Speakers: Henry Mestre and Yunyi Liu from AKRF
Location: West Hall, Conference Room ED49
Date and Time: Thursday, June 9 from 3-4 p.m. PST
As for my thoughts on this panel, I have worked at many technology companies over the years, and I can tell you from experience that those companies that follow a Project Management Office (PMO) process will always do better than those who don’t, unless they have a lot of luck on their side (and luck will eventually run out).
The Show Floor
First of all, on the way into the show floor, I saw someone almost walk into this robot (carrying InfoComm brochures) and then the robot (aka CLOi ServeBot) verbally warned that person to watch out, so he did not walk into it:
Here’s what I saw on the actual show floor: My team shared our digital signage CMS with some widgets and feeds with Mersive in its exhibit booth, and they had a lot of people throughout the entire show standing in front of the displays (yeah, it was actually 100 degrees outside that day):
I walked from the Mersive booth with a few people to meet with our colleagues, Sheri Hurley and her team at the Wachter booth which highlighted Proto Hologram’s Epic devices and their brand new (approximately 18” high) Mini (M) holographic technology which Matt Tyler from Wachter described on camera:
I enjoyed seeing the reaction from people who had been in the telepresence kit (a mini stage area for recording video and audio) and were beamed to the larger 7’ Epic Device (on the video, behind the Mini), then walked over to see themselves on that device.

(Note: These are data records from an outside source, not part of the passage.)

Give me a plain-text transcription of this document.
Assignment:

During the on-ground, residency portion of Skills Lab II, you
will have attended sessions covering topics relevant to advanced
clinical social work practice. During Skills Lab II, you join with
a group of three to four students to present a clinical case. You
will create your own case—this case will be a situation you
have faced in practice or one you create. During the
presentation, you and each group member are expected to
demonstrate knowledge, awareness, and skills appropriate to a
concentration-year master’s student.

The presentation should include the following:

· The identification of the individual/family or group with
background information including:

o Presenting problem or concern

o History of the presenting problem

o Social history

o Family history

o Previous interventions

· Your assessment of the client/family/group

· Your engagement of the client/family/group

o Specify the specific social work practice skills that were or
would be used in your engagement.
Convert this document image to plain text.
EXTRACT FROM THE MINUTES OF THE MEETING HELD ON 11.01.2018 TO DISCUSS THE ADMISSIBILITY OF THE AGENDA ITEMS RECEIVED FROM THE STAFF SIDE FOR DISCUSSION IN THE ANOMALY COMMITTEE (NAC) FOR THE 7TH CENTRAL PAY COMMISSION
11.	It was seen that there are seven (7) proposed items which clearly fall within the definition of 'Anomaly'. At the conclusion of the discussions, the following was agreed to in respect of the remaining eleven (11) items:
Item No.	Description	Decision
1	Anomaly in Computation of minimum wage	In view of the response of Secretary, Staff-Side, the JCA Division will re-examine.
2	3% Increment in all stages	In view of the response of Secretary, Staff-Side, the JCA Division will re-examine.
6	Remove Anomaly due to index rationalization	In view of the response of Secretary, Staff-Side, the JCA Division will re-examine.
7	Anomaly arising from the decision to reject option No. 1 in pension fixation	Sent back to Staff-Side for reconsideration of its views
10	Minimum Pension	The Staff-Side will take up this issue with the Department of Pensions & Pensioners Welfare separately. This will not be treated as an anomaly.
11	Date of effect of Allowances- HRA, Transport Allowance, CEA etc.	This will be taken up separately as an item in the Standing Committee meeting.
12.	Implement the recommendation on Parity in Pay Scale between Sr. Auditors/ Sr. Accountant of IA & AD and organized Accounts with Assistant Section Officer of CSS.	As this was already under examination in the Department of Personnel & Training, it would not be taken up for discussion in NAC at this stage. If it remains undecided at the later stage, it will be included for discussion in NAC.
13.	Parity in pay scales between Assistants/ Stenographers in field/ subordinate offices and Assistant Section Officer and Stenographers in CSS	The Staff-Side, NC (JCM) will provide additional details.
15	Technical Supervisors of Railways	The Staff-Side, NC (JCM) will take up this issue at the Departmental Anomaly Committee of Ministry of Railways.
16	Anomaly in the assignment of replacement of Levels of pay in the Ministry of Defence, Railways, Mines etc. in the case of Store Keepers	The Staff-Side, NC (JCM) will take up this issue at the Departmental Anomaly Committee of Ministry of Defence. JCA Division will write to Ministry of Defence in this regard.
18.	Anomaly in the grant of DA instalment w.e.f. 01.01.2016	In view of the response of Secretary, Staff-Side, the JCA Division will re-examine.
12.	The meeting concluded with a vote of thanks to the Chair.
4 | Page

As I walked around the floor, I noticed that Leon Speakers had once again brought in an Airstream, but I think this time the company added a lot of agriculture:
I visited other booths during the week, and I also saw some of my colleagues at LG. There was a long walk between the North and West Halls, but I was able to save time by experiencing the Tesla Tunnel. I would say that if every quick-service restaurant (QSR) or retail store was set up as efficiently as this operation, every store would make more money. There was at least one person who met you when you came down the escalator to confirm which convention hall you wanted to go to. They would then point you to a slot, a Tesla car with driver pulls in, you get into the car and then the operator would drive out of the slot and into the appropriate tunnel:
— rAVe [PUBS] (@rAVePubs) June 10, 2022
The ride was between two to three minutes, and after each ride, I thought about getting a Tesla as my next car (although I must get a Subaru first — do you know to what I am referring?).
One of my meetings was with the Primeview Team in its North Hall Meeting Room, which highlighted some of its unique display technology, including a hotel lobby with a space inside the video wall for the elevator (I took a picture of the video on their video wall):
Networking and Post-Show Events
Since I had given away some free tickets during our Tuesday afternoon Happy Hour at the Illuminarium Lounge Area to the Illuminarium After Dark Show, I met some of my associates there. We met our bartender right outside of the show who had worked during my happy hour event at the lounge on Tuesday — he even remembered what I had ordered (I have a lot of respect for that):
The Illuminarium – Lunar Landing Scene, closest experience to actually being on the moon:
Illuminarium — Bar in Space (makes perfect sense to me):
I also met several colleagues from various companies at Top Golf one night, including Logitech, Planar and an integrator from Canada, who shared the booth with me. Clearly, my form was not great, although I consistently hit the ball 145 yards to the right (per the equipment sensors); so I need to take a few lessons as I had not played in a few years:
There were many people I saw at the show whom I had not seen in a long time or had never met before. I look forward to the next InfoComm Show, June 2023 in Orlando, Florida, as my best interest is to continue to attend InfoComm while my focus continues to be part of the AV Industry. Although it is important to stay on top of the new technology that is shown every year, more importantly, staying in touch and meeting with colleagues is just as critical to my success.